Let $Y_1$ denote a 2-point discrete space, $Y_2$ a 2-point indiscrete space and $Y_3$ a 2-point space that is neither discrete nor indiscrete. Let $X$ denote a set with 3 points and describe topologies on $X$ such that $X$ has subspaces homeomorphic to two of the $Y_i$'s. Can there be a topology on $X$ such that $X$ has subspaces $Z_1$, $Z_2$, $Z_3$ such that $Z_i$ is homeomorphic to $Y_i$ for each $i$?
So I'm a little confused at how to conceptualize the $Y_2$ and $Y_3$ spaces. I'm also not sure how subspaces of X could be homeomorphic to two $Y_i$'s. Thanks for the help.
Best Answer
If $Y_1=\{a,b\}$ then the topology on $Y_1$ (the set of open sets) is $\bigl\{\emptyset,\{a\},\{b\},Y_1\bigr\}$. If $Y_2=\{c,d\}$ then the topology on $Y_2$ is $\bigl\{\emptyset,Y_2\bigr\}$. If $Y_3=\{e,f\}$ then the topology on $Y_3$ must be neither $\bigl\{\emptyset,\{e\},\{f\},Y_1\bigr\}$ nor $\bigl\{\emptyset,Y_3\bigr\}$; hence it is either $\bigl\{\emptyset,\{e\},Y_1\bigr\}$ or $\bigl\{\emptyset,\{f\},Y_1\bigr\}$ (and in fact there is no need to distinguish these two cases as swapping $e$ and $f$ is a homeomorphism between these two topologies); note that exactlya one of the points in $Y_3$ is closed.

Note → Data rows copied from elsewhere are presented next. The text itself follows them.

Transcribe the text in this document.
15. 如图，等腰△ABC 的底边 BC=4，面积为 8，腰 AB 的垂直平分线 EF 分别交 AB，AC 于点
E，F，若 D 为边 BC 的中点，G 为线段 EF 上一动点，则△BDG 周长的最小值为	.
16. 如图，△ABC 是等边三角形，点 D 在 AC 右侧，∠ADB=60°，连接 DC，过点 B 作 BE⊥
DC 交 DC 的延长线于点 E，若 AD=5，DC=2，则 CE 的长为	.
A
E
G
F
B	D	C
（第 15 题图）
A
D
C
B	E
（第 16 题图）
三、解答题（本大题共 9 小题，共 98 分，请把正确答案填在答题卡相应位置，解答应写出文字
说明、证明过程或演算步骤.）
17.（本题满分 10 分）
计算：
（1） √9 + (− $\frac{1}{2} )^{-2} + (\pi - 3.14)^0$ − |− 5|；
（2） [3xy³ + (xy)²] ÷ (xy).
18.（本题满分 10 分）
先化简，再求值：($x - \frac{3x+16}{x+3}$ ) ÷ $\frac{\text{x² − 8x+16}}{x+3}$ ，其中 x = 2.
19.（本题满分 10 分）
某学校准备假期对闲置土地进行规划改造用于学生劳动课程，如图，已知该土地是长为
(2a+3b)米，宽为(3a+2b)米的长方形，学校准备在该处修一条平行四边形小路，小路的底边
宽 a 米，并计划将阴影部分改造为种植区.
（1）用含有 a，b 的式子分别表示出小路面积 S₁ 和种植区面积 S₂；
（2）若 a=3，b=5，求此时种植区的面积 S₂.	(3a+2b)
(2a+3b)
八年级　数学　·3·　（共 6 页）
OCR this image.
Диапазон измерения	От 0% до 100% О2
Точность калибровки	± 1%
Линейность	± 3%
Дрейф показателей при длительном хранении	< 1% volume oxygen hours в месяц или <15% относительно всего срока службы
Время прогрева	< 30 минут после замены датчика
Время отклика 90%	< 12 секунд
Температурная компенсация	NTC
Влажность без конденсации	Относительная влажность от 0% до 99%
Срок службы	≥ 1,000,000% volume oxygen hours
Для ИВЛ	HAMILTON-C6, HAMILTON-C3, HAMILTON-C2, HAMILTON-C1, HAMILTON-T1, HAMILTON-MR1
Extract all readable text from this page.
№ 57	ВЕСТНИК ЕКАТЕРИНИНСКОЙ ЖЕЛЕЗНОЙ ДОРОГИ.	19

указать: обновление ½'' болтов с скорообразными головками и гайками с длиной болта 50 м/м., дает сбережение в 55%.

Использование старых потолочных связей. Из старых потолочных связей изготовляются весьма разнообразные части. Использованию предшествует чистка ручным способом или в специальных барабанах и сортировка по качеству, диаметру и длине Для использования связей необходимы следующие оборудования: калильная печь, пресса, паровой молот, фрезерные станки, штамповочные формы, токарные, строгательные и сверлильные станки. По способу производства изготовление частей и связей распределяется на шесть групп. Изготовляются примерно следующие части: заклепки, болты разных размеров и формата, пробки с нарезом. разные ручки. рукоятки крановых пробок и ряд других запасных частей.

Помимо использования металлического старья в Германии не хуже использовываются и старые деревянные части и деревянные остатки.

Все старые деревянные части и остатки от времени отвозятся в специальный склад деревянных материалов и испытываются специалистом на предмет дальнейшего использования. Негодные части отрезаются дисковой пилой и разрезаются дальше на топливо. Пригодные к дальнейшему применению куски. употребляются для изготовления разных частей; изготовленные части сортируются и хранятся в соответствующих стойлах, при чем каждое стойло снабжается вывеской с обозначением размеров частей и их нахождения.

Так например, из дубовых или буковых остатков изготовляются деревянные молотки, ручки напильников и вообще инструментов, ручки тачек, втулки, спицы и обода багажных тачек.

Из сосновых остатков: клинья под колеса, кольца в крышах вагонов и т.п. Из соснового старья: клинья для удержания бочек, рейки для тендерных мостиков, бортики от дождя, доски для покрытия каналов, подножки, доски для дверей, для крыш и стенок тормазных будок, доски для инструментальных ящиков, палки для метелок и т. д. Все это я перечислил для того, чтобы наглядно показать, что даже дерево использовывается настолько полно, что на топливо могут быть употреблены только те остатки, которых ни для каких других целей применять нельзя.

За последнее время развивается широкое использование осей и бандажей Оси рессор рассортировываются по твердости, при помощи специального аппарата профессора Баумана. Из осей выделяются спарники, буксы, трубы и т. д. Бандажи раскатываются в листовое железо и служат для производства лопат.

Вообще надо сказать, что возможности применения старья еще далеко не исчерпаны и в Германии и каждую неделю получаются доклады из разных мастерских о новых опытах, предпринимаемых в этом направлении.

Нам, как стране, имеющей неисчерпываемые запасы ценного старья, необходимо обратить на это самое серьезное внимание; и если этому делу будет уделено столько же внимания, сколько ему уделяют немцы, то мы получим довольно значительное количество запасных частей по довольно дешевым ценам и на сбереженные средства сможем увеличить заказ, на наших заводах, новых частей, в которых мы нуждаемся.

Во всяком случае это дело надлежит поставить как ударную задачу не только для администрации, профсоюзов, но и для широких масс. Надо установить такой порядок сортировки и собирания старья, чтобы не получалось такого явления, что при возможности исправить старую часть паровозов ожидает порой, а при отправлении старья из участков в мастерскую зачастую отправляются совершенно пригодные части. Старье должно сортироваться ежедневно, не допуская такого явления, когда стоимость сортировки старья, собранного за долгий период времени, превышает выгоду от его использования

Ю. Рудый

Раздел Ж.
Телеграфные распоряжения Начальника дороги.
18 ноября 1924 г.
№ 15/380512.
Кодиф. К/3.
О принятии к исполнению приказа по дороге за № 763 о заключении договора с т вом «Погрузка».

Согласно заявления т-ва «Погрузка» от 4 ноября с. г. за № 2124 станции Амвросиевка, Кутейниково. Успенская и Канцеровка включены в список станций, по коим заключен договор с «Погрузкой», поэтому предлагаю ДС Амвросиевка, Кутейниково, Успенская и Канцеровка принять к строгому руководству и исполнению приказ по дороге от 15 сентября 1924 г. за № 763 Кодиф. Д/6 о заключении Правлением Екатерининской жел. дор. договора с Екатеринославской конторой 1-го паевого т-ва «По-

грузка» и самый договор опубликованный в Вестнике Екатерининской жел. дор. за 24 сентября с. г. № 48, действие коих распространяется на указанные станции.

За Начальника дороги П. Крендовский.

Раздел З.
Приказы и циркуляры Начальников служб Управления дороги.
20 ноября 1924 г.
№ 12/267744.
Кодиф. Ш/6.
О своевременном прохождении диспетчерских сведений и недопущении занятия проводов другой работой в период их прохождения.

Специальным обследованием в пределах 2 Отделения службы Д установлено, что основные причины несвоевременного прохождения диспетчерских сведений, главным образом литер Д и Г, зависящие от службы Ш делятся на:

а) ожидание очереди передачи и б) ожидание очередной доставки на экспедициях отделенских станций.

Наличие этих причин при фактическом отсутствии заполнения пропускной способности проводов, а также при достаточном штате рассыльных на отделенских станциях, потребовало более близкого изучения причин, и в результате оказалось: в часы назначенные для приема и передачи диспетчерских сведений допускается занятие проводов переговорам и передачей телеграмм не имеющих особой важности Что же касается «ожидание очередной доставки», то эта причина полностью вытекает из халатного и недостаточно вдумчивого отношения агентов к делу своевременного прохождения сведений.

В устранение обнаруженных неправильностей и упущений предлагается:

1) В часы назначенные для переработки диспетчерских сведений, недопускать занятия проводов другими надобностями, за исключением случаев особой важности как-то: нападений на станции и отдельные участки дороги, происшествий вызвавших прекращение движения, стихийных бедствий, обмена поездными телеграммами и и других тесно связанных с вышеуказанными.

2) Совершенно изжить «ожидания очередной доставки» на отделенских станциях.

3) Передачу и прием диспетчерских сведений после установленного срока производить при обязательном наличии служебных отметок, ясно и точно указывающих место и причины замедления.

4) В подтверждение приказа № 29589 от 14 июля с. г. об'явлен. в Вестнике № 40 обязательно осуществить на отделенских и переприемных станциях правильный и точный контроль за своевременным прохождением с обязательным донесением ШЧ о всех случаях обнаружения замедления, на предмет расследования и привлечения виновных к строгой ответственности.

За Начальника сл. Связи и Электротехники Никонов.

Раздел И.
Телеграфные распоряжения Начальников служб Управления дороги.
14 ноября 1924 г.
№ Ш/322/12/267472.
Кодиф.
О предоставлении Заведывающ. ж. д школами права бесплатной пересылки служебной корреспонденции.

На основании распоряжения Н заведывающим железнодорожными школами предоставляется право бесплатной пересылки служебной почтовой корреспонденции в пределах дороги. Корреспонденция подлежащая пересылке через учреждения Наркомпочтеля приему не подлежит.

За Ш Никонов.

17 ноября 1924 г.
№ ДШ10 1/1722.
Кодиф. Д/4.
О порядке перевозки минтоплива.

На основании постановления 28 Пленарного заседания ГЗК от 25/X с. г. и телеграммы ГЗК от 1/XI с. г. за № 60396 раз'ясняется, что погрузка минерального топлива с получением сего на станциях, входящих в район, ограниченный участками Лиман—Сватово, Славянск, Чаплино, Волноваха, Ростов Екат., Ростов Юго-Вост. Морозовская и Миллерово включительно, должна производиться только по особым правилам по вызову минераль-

Let $X=\{u,v,w\}$ be a three point space such that among the three two-point subspaces $Z_1=\{v,w\}, Z_2=\{u,w\},Z_3\{u,v\}$ there is one homeomorphic to each $Y_i$. Wlog. (i.e. because we may rename the elements of $X$) $Y_i\cong Z_i$. By definition of subspace topology,a set $U\subseteq Z_i$ is (relatively) open iff there is an open set $V\subseteq X$ with $U=V\cap Z_i$. From $Z_1\cong Y_1$, we see that one of the sets $\{v\}$ and $\{u,v\}$ is open. From $Z_2\cong Y_2$, we see that neither $\{u\}$ nor $\{u,v\}$ is open, hence $\{v\}$ is open. Also, one of $\{w\}$, $\{u,w\}$ is open (because of $Z_1$) but neither of $\{w\}$, $\{v,w\}$ is open, hence $\{u,w\}$ is open. But since $\{v\}$ and $\{u,w\}$ are open in $X$, their intersections $\{v\}$ and $\{u\}$ are relatively open in $Z_3$, thus making $Z_3$ discrete unlike $Y_3$.
Can we obtain a topology on $X$ if we drop the wish about $Z_3$? Using only info about $Z_1$ and $Z_2$, we have obtained the following info: $$\begin{align}\emptyset & \text{is always open}\\ \{u\}&\text{not open}\\ \{v\}&\text{open}\\ \{u,v\}&\text{not open}\\ \{w\}&\text{not open}\\ \{u,w\}&\text{open}\\ \{v,w\}&\text{not open}\\ \{u,v,w\}&X\text{ is always open}\\ \end{align} $$ That is, we already know that the topology on $X$ is precisely $\bigl\{\emptyset,\{v\},\{u,w\},X\bigr\}$.